Saying "a neuron per pixel" doesn't mean anything, really, that way of thinking isn't helpful unless you're looking at small multi-layer perceptrons. The right way to think about things is that you have tensors and layers that compute new tensors from old tensors.
A 1x1 convolution only 'sees' the feature channels of a pixel, and does the same thing to each pixel. So a 1x1 convolution on a grayscale input (e.g. a 1x28x28 tensor in the case of MNIST) does nothing, basically, other than scale and bias every pixel by the same linear function. It doesn't "force the network to learn" anything, it's just totally pointless.
One of the uses of 1x1 convolutions is to collapse the feature dimension when you're deeper in the network (e.g. 100 channels to 10 channels) to reduce number of parameters subsequent layers need operate on. It's a "channelwise fully connected layer".
I think you're thinking of (and perhaps what the author was thinking of) is the practice prior to convnets of collapsing the image into a vector and then doing a fully connected layer on it.
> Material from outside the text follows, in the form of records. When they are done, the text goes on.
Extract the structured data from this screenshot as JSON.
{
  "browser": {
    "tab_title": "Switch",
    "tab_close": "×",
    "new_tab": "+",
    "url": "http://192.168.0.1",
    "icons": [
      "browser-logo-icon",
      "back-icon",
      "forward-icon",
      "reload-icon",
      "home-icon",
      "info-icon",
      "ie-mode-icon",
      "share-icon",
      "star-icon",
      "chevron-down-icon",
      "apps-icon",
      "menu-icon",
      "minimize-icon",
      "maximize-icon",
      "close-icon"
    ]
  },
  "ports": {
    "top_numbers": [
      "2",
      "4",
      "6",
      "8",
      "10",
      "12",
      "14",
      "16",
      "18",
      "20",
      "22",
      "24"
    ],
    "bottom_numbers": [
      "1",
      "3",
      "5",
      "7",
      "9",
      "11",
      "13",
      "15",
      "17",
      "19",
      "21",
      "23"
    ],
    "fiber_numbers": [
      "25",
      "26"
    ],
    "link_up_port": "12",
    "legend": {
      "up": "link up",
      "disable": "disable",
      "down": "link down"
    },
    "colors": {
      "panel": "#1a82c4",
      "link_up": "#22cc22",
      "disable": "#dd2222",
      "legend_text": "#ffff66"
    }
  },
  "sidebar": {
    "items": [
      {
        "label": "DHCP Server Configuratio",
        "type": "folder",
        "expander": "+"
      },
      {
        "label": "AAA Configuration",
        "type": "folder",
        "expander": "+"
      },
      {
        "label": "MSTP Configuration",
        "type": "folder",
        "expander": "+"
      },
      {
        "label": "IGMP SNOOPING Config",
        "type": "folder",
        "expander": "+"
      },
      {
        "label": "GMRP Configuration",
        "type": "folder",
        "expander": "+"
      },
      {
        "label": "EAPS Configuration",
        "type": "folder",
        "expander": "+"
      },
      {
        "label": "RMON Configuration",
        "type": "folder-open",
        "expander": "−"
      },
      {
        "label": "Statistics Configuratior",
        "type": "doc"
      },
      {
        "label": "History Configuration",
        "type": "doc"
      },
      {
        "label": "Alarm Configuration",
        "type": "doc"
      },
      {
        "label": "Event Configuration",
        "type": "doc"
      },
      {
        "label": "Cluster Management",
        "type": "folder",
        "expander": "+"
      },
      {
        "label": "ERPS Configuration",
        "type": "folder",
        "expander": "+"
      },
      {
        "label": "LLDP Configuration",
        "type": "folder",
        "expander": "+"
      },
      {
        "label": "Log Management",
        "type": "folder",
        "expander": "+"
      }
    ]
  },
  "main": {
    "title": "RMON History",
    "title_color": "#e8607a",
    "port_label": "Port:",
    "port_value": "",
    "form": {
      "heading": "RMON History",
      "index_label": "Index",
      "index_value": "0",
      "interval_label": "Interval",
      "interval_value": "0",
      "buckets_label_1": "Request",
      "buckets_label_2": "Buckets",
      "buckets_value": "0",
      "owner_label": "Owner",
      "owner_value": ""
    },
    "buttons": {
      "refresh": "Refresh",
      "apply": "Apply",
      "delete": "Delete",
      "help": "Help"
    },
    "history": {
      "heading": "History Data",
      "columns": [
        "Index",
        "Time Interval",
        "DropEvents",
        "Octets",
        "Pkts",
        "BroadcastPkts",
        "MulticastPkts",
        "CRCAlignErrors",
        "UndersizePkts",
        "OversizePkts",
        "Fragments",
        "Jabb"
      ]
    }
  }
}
That indeed doesn't exploit translation invariance of natural images, requires the net to learn the same features in every required spatial position at great expense, and so on. But that has nothing to do with 1x1 convolutions.
Ah yes, you're right, I was thinking of it that way. Thanks a bunch for your clear and thorough explaination, it makes a lot of sense! So if I understand what you're saying, a 1x1 convolutional layer for collapsing 100 channels to 10 channels would take a 100x512x512 tensor and collapse it to a 10x512x512 tensor?
[Also, sorry for attempting to answer your quesiton incorrectly. I was thinking of putting a disclaimer saying I hadn't worked with CNNs and so might be misunderstanding what the convolutions are doing; probably should have haha]
Maybe when the author was saying 'one can think the 1x1 convolutions are against the original principles of LeNet', he was anticipating my kind of confusion? :)
> So if I understand what you're saying, a 1x1 convolutional layer for collapsing 100 channels to 10 channels would take a 100x512x512 tensor and collapse it to a 10x512x512 tensor?
Correct. As I understand it, this would be applying a 1x1 covolution with 10 filters to a 100x512x512 tensor.
If I could only read one thing to gain the technical grounding for this history, what should it be?